The heart of the book is the relentless pursuit by the Gestapo, the various law authorities, and the strong arm of the SS of any and every sign of civilian insubordination against the regime. A string of varied characters criss-cross the pages of the narrative, some disappearing prematurely into the Nazi net of terror and others peopling the pages of the book until the end. The reader becomes very familiar with all the occupants of one residential apartment block in Berlin. This one building presents a fascinating mosaic of the human landscape of the city and Frau Rosenthal mentioned above is alternately helped or hounded by her neighbors. We become well acquainted with the work halls and corridors of a large industrial carpentry shop with its attendant atmosphere of Nazi controls because the main protagonist of the novel, Otto Quangel lives in the apartment block described above and walks everyday to his job as shift manager and foreman in the factory.
The characters Otto and Anna Quangel, his wife, are based on the real-life story of Otto and Elise Hampel, a couple living in Berlin who embarked on their private journey of active opposition to the regime by creating postcards with short messages of condemnation of the Nazis and dropping them off in visible places usually in the lobbies of Berlin buildings. The Hampels were caught, tried, and executed. Their mission showed both incredible bravery and total impracticality and besides some ruffled feathers in the Gestapo and the suicide of a failed SS investigator, their actions amounted to nought at the time.
However, Rudolf Ditzen, another Berliner active at the time, was unaware during the war that he was destined in fact to make the Hampels’ story known to the literary world in this book after the war. Ditzen took the name Hans Fallada as his publishing name and in a phenomenally short few weeks in 1947, he wrote Alone in Berlin, his novel version of the Hampel tragedy through his creation of the Quangels and all the other characters that people both sides of the human, moral, and political divide of Nazi Germany.
Fallada never lived to see the book published, dying prematurely of an overdose in the same year.
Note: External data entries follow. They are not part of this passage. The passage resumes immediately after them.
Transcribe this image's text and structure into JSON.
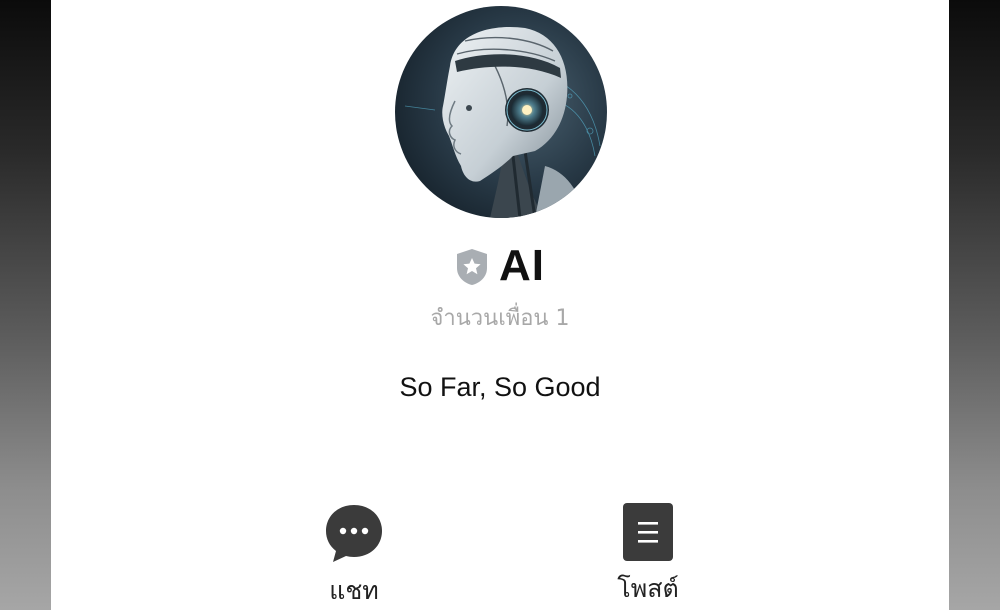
{
  "profile": {
    "name": "AI",
    "friends_label": "จำนวนเพื่อน 1",
    "status_message": "So Far, So Good",
    "avatar_icon": "robot-avatar",
    "badge_icon": "shield-star-icon"
  },
  "actions": [
    {
      "label": "แชท",
      "icon": "chat-bubble-icon"
    },
    {
      "label": "โพสต์",
      "icon": "post-document-icon"
    }
  ],
  "colors": {
    "icon_dark": "#3b3b3b",
    "badge_gray": "#a9aeb3",
    "secondary_text": "#a8a8a8"
  }
}
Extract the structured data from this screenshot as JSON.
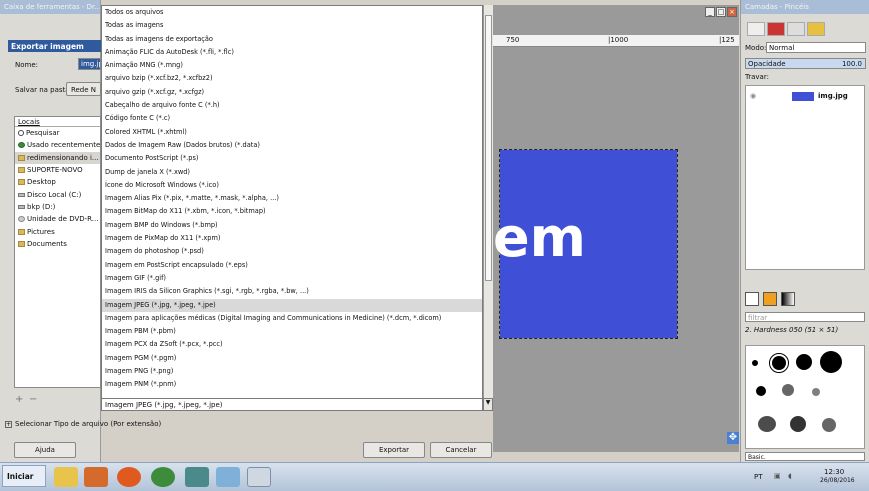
{
  "toolbox": {
    "title": "Caixa de ferramentas - Dr..."
  },
  "dialog": {
    "title": "Exportar imagem",
    "name_label": "Nome:",
    "name_value": "img.jpg",
    "save_in_label": "Salvar na pasta:",
    "save_in_value": "Rede N",
    "places_header": "Locais",
    "places": [
      {
        "label": "Pesquisar",
        "icon": "search-icon"
      },
      {
        "label": "Usado recentemente",
        "icon": "clock-icon"
      },
      {
        "label": "redimensionando i...",
        "icon": "folder-icon"
      },
      {
        "label": "SUPORTE-NOVO",
        "icon": "folder-icon"
      },
      {
        "label": "Desktop",
        "icon": "folder-icon"
      },
      {
        "label": "Disco Local (C:)",
        "icon": "drive-icon"
      },
      {
        "label": "bkp (D:)",
        "icon": "drive-icon"
      },
      {
        "label": "Unidade de DVD-R...",
        "icon": "cd-icon"
      },
      {
        "label": "Pictures",
        "icon": "folder-icon"
      },
      {
        "label": "Documents",
        "icon": "folder-icon"
      }
    ],
    "add_symbol": "+",
    "remove_symbol": "−",
    "file_types": [
      "Todos os arquivos",
      "Todas as imagens",
      "Todas as imagens de exportação",
      "Animação FLIC da AutoDesk (*.fli, *.flc)",
      "Animação MNG (*.mng)",
      "arquivo bzip (*.xcf.bz2, *.xcfbz2)",
      "arquivo gzip (*.xcf.gz, *.xcfgz)",
      "Cabeçalho de arquivo fonte C (*.h)",
      "Código fonte C (*.c)",
      "Colored XHTML (*.xhtml)",
      "Dados de Imagem Raw (Dados brutos) (*.data)",
      "Documento PostScript (*.ps)",
      "Dump de janela X (*.xwd)",
      "Ícone do Microsoft Windows (*.ico)",
      "Imagem Alias Pix (*.pix, *.matte, *.mask, *.alpha, ...)",
      "Imagem BitMap do X11 (*.xbm, *.icon, *.bitmap)",
      "Imagem BMP do Windows (*.bmp)",
      "Imagem de PixMap do X11 (*.xpm)",
      "Imagem do photoshop (*.psd)",
      "Imagem em PostScript encapsulado (*.eps)",
      "Imagem GIF (*.gif)",
      "Imagem IRIS da Silicon Graphics (*.sgi, *.rgb, *.rgba, *.bw, ...)",
      "Imagem JPEG (*.jpg, *.jpeg, *.jpe)",
      "Imagem para aplicações médicas (Digital Imaging and Communications in Medicine) (*.dcm, *.dicom)",
      "Imagem PBM (*.pbm)",
      "Imagem PCX da ZSoft (*.pcx, *.pcc)",
      "Imagem PGM (*.pgm)",
      "Imagem PNG (*.png)",
      "Imagem PNM (*.pnm)"
    ],
    "selected_type": "Imagem JPEG (*.jpg, *.jpeg, *.jpe)",
    "select_type_label": "Selecionar Tipo de arquivo (Por extensão)",
    "help_label": "Ajuda",
    "export_label": "Exportar",
    "cancel_label": "Cancelar"
  },
  "canvas": {
    "ruler_marks": [
      "750",
      "|1000",
      "|125"
    ],
    "image_text": "em"
  },
  "right_panel": {
    "title": "Camadas - Pincéis",
    "mode_label": "Modo:",
    "mode_value": "Normal",
    "opacity_label": "Opacidade",
    "opacity_value": "100.0",
    "lock_label": "Travar:",
    "layer_name": "img.jpg",
    "filter_placeholder": "filtrar",
    "brush_name": "2. Hardness 050 (51 × 51)",
    "preset_value": "Basic."
  },
  "taskbar": {
    "start_label": "Iniciar",
    "lang": "PT",
    "time": "12:30",
    "date": "26/08/2016"
  },
  "colors": {
    "image_blue": "#3f4fd6",
    "title_blue": "#2f5a9e"
  }
}
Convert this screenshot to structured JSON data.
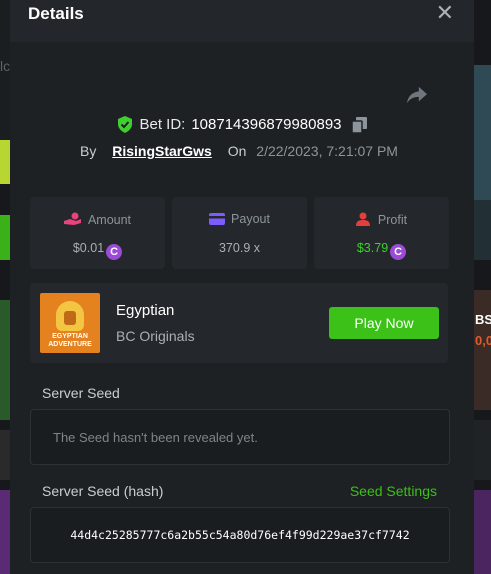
{
  "modal": {
    "title": "Details"
  },
  "bet": {
    "id_label": "Bet ID:",
    "id": "108714396879980893",
    "by_label": "By",
    "user": "RisingStarGws",
    "on_label": "On",
    "date": "2/22/2023, 7:21:07 PM"
  },
  "stats": {
    "amount": {
      "label": "Amount",
      "value": "$0.01"
    },
    "payout": {
      "label": "Payout",
      "value": "370.9 x"
    },
    "profit": {
      "label": "Profit",
      "value": "$3.79"
    }
  },
  "game": {
    "name": "Egyptian",
    "provider": "BC Originals",
    "thumb_text_1": "EGYPTIAN",
    "thumb_text_2": "ADVENTURE",
    "play_label": "Play Now"
  },
  "seeds": {
    "server_seed_label": "Server Seed",
    "server_seed_value": "The Seed hasn't been revealed yet.",
    "hash_label": "Server Seed (hash)",
    "settings_label": "Seed Settings",
    "hash_value": "44d4c25285777c6a2b55c54a80d76ef4f99d229ae37cf7742"
  },
  "background": {
    "left_fragment_1": "lc",
    "right_fragment_1": "BS",
    "right_fragment_2": "0,0"
  },
  "colors": {
    "accent_green": "#3bc117",
    "profit_green": "#3fcf2f",
    "coin_purple": "#9b4bd6",
    "amount_pink": "#e8437a",
    "payout_purple": "#7c5cff",
    "profit_red": "#e53e3e"
  },
  "icons": {
    "close": "close-icon",
    "share": "share-icon",
    "verified": "shield-check-icon",
    "copy": "copy-icon",
    "coin": "coin-icon"
  }
}
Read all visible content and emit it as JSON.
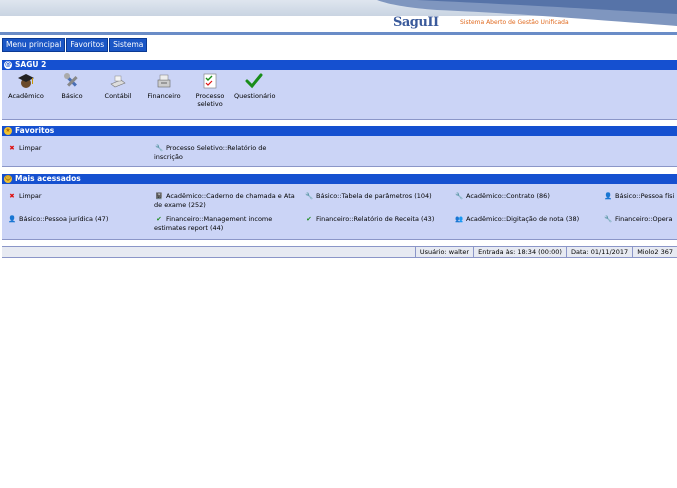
{
  "header": {
    "logo_text": "Sagu",
    "logo_version": "II",
    "tagline": "Sistema Aberto de Gestão Unificada"
  },
  "menu": {
    "items": [
      "Menu principal",
      "Favoritos",
      "Sistema"
    ]
  },
  "sagu2": {
    "title": "SAGU 2",
    "modules": [
      {
        "label": "Acadêmico",
        "icon": "graduation-cap-icon"
      },
      {
        "label": "Básico",
        "icon": "tools-icon"
      },
      {
        "label": "Contábil",
        "icon": "calculator-icon"
      },
      {
        "label": "Financeiro",
        "icon": "cash-register-icon"
      },
      {
        "label": "Processo seletivo",
        "icon": "form-icon"
      },
      {
        "label": "Questionário",
        "icon": "check-icon"
      }
    ]
  },
  "favoritos": {
    "title": "Favoritos",
    "items": [
      {
        "label": "Limpar",
        "icon": "x-icon"
      },
      {
        "label": "Processo Seletivo::Relatório de inscrição",
        "icon": "wrench-icon"
      }
    ]
  },
  "mais_acessados": {
    "title": "Mais acessados",
    "items": [
      {
        "label": "Limpar",
        "icon": "x-icon"
      },
      {
        "label": "Acadêmico::Caderno de chamada e Ata de exame (252)",
        "icon": "notebook-icon"
      },
      {
        "label": "Básico::Tabela de parâmetros (104)",
        "icon": "tools-icon"
      },
      {
        "label": "Acadêmico::Contrato (86)",
        "icon": "wrench-icon"
      },
      {
        "label": "Básico::Pessoa físi",
        "icon": "person-icon"
      },
      {
        "label": "Básico::Pessoa jurídica (47)",
        "icon": "person-icon"
      },
      {
        "label": "Financeiro::Management income estimates report (44)",
        "icon": "check-doc-icon"
      },
      {
        "label": "Financeiro::Relatório de Receita (43)",
        "icon": "check-doc-icon"
      },
      {
        "label": "Acadêmico::Digitação de nota (38)",
        "icon": "people-icon"
      },
      {
        "label": "Financeiro::Opera",
        "icon": "wrench-icon"
      }
    ]
  },
  "status": {
    "usuario": "Usuário: walter",
    "entrada": "Entrada às: 18:34 (00:00)",
    "data": "Data: 01/11/2017",
    "versao": "Miolo2 367"
  }
}
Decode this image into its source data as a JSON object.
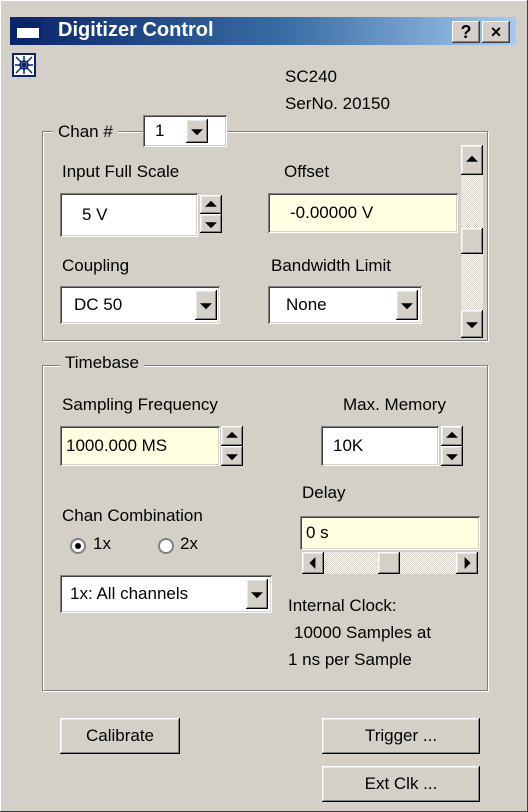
{
  "window": {
    "title": "Digitizer Control",
    "help_glyph": "?",
    "close_glyph": "×"
  },
  "device": {
    "model": "SC240",
    "serial": "SerNo. 20150"
  },
  "channel": {
    "legend": "Chan #",
    "selected": "1",
    "input_full_scale_label": "Input Full Scale",
    "input_full_scale_value": "5 V",
    "offset_label": "Offset",
    "offset_value": "-0.00000 V",
    "coupling_label": "Coupling",
    "coupling_value": "DC 50",
    "bandwidth_label": "Bandwidth Limit",
    "bandwidth_value": "None"
  },
  "timebase": {
    "legend": "Timebase",
    "sampling_label": "Sampling Frequency",
    "sampling_value": "1000.000 MS",
    "max_memory_label": "Max. Memory",
    "max_memory_value": "10K",
    "delay_label": "Delay",
    "delay_value": "0 s",
    "chan_combination_label": "Chan Combination",
    "radio_1x": "1x",
    "radio_2x": "2x",
    "combination_value": "1x: All channels",
    "clock_line1": "Internal Clock:",
    "clock_line2": "10000 Samples at",
    "clock_line3": "1 ns per Sample"
  },
  "buttons": {
    "calibrate": "Calibrate",
    "trigger": "Trigger ...",
    "ext_clk": "Ext Clk ..."
  },
  "colors": {
    "face": "#d4d0c8",
    "title_start": "#0a246a",
    "title_end": "#a6caf0",
    "highlight_field": "#ffffe1"
  }
}
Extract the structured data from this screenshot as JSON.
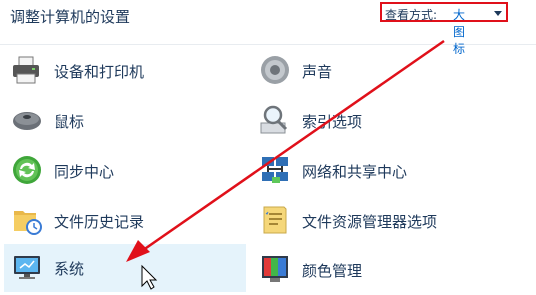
{
  "header": {
    "title": "调整计算机的设置",
    "view_by_label": "查看方式:",
    "view_by_value": "大图标"
  },
  "items": [
    {
      "label": "设备和打印机",
      "icon": "printer-icon"
    },
    {
      "label": "声音",
      "icon": "speaker-icon"
    },
    {
      "label": "鼠标",
      "icon": "mouse-icon"
    },
    {
      "label": "索引选项",
      "icon": "magnifier-icon"
    },
    {
      "label": "同步中心",
      "icon": "sync-icon"
    },
    {
      "label": "网络和共享中心",
      "icon": "network-icon"
    },
    {
      "label": "文件历史记录",
      "icon": "file-history-icon"
    },
    {
      "label": "文件资源管理器选项",
      "icon": "folder-options-icon"
    },
    {
      "label": "系统",
      "icon": "computer-icon"
    },
    {
      "label": "颜色管理",
      "icon": "color-management-icon"
    }
  ],
  "colors": {
    "accent": "#e0101a",
    "text": "#1e395b",
    "selected_bg": "#e5f3fb"
  }
}
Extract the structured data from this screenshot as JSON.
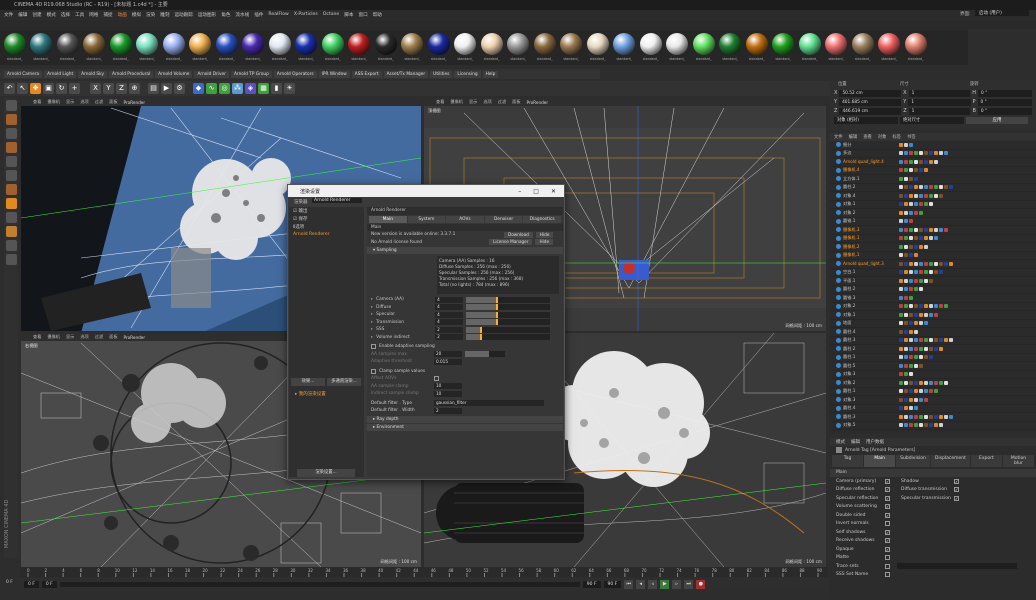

His life with drugs, surviving pressures from the Nazi regime to create pro-Nazi propaganda and various difficult episodes in his private life all lend an additional tragic dimension to this book, produced by him as a paean to the bravery of the small people who attempted to resist the immorality and barbarity of the Nazi regime.
It is fitting that more than sixty years after the initial publication of his book in German, the name of Hans Fallada and the story of the Hampels have become available to English readers. Through Michael Hofmann’s translation in 2009, we have been granted access into the difficult lives of good people in Germany who weren’t cowered into submission by Joseph Goebbels and his like.